Depending on the type of quiz, you can reveal your birthday, favorite color, your pet’s name, the first letter of your mom’s name, where you live, and so on. These answers can often be found in account recovery or password recovery.

Do you see the problem? If hackers want to attack you with phishing or brute force attacks, they can go through your social media quizzes to learn more about you. Chances are they will come across information that can help them.

What can you do about it?

The easiest way to make sure you don’t share sensitive information is to not participate in the quiz. Instead, you could work out the answer for yourself and giggle, but resist the urge to share it on social media.

The Better Business Bureau (BBB) ​​has also warned against these questionnaires and the sharing of the results. “These are common security questions for insurance, bank, and credit card accounts. Social media data and quiz answers can be used to steal your identity or allow a scammer to impersonate you.” the BBB explained.

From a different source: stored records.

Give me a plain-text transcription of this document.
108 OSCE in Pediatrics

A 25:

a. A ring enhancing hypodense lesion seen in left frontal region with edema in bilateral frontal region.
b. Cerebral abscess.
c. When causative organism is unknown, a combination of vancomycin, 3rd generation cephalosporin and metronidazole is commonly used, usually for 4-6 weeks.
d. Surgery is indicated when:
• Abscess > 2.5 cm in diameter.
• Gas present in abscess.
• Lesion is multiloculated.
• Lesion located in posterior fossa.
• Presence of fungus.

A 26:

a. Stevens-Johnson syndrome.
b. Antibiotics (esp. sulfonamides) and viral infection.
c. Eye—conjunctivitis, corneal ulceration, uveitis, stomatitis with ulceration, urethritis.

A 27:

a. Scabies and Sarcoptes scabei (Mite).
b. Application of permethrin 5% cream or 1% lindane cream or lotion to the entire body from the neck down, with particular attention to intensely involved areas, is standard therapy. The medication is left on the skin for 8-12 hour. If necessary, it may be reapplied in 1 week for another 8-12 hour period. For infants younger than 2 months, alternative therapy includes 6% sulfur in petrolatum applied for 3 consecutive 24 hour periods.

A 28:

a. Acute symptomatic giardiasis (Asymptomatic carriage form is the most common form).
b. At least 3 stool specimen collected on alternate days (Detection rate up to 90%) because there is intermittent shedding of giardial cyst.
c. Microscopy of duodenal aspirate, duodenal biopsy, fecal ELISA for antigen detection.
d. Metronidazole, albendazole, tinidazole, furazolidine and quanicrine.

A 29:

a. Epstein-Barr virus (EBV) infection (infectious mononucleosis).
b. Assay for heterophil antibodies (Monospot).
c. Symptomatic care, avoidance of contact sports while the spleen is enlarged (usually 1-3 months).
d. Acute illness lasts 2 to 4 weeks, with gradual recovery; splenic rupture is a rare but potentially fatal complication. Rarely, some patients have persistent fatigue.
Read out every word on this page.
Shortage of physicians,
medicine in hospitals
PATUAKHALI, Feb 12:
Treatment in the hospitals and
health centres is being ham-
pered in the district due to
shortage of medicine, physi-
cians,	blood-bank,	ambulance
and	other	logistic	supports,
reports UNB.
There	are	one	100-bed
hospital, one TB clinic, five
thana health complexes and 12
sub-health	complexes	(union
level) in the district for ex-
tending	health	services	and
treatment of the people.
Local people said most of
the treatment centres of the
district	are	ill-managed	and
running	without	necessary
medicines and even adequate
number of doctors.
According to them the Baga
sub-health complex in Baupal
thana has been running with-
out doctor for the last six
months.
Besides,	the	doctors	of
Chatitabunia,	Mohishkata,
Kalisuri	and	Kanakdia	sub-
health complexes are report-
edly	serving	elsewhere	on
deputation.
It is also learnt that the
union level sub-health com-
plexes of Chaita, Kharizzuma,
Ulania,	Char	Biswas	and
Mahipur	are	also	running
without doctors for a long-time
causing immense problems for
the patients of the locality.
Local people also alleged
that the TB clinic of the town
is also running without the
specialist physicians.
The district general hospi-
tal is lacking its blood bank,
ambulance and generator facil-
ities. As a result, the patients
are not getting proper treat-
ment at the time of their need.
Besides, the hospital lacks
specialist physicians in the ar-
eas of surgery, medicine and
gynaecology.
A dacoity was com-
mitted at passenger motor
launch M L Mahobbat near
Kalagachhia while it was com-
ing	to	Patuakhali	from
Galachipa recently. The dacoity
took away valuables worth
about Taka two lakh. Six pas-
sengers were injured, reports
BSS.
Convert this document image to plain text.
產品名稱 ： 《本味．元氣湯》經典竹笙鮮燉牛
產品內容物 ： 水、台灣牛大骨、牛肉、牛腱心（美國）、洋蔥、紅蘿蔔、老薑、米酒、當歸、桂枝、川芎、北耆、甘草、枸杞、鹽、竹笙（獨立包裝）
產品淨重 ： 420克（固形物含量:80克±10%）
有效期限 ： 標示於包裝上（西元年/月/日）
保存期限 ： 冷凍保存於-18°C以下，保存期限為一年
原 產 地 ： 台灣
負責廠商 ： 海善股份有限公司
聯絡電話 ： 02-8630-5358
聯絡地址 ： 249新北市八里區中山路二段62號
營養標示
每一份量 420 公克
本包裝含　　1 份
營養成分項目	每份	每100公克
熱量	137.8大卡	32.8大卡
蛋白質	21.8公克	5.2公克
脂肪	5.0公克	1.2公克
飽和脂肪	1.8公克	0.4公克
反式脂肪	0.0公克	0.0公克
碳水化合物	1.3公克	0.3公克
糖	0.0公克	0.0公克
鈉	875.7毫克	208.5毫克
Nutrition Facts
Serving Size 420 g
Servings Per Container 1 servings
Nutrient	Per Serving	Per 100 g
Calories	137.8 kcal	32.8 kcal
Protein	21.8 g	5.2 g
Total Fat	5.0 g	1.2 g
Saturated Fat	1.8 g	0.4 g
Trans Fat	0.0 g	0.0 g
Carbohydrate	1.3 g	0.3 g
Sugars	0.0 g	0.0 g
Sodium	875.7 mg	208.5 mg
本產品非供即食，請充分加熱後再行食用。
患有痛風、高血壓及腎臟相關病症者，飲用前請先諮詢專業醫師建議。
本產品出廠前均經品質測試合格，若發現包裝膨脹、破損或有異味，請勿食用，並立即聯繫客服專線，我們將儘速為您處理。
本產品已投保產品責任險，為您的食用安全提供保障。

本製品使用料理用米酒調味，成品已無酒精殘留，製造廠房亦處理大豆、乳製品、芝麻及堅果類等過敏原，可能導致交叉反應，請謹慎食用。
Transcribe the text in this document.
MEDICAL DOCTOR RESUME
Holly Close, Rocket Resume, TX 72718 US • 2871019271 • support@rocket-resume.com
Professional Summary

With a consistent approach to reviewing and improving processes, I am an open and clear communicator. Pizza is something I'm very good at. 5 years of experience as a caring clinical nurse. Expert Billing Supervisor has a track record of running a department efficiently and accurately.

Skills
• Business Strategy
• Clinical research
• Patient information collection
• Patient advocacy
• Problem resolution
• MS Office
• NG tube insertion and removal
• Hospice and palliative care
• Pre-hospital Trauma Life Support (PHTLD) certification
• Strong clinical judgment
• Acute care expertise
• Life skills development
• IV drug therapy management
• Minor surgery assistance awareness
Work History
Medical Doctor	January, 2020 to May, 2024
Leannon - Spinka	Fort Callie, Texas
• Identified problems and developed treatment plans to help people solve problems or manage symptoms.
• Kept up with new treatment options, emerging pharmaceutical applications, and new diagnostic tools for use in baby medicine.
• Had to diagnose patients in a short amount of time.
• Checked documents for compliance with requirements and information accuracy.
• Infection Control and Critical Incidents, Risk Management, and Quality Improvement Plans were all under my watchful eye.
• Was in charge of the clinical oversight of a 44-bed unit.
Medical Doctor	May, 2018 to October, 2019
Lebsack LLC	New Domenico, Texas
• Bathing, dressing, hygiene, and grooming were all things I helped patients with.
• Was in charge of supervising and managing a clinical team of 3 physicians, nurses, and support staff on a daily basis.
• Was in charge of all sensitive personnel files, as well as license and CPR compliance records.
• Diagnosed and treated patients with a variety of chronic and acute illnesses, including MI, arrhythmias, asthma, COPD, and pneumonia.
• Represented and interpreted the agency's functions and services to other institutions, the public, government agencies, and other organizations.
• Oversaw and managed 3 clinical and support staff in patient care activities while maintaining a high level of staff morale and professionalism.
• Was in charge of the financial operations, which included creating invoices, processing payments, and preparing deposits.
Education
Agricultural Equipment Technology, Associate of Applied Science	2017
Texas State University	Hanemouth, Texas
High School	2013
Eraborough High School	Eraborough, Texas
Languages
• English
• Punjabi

Here are some tips from BBB for staying safe online:

Be Skeptical: Before you answer a quiz, find out who made it. Is it a brand you trust? Just because something seems nice and harmless doesn’t mean there isn’t inherent risk. Adjust privacy settings: Review the privacy settings of the social media account and be strict about any information shared. Also, think about who you share it with.Remove personal information from your profile: Don’t share information like your phone number or home address on social media.Don’t answer common security questions: Be careful if the questions Ask about things like the maiden name in a quiz from your mother, the street you grew up in, vehicles you previously owned, your favorite food, or the name of your high school. Track friend requests. Don’t accept friend requests from people you don’t know. And watch out for a second friend request from someone you already bond with; the second profile could be an impostor trying to access your data and friends list.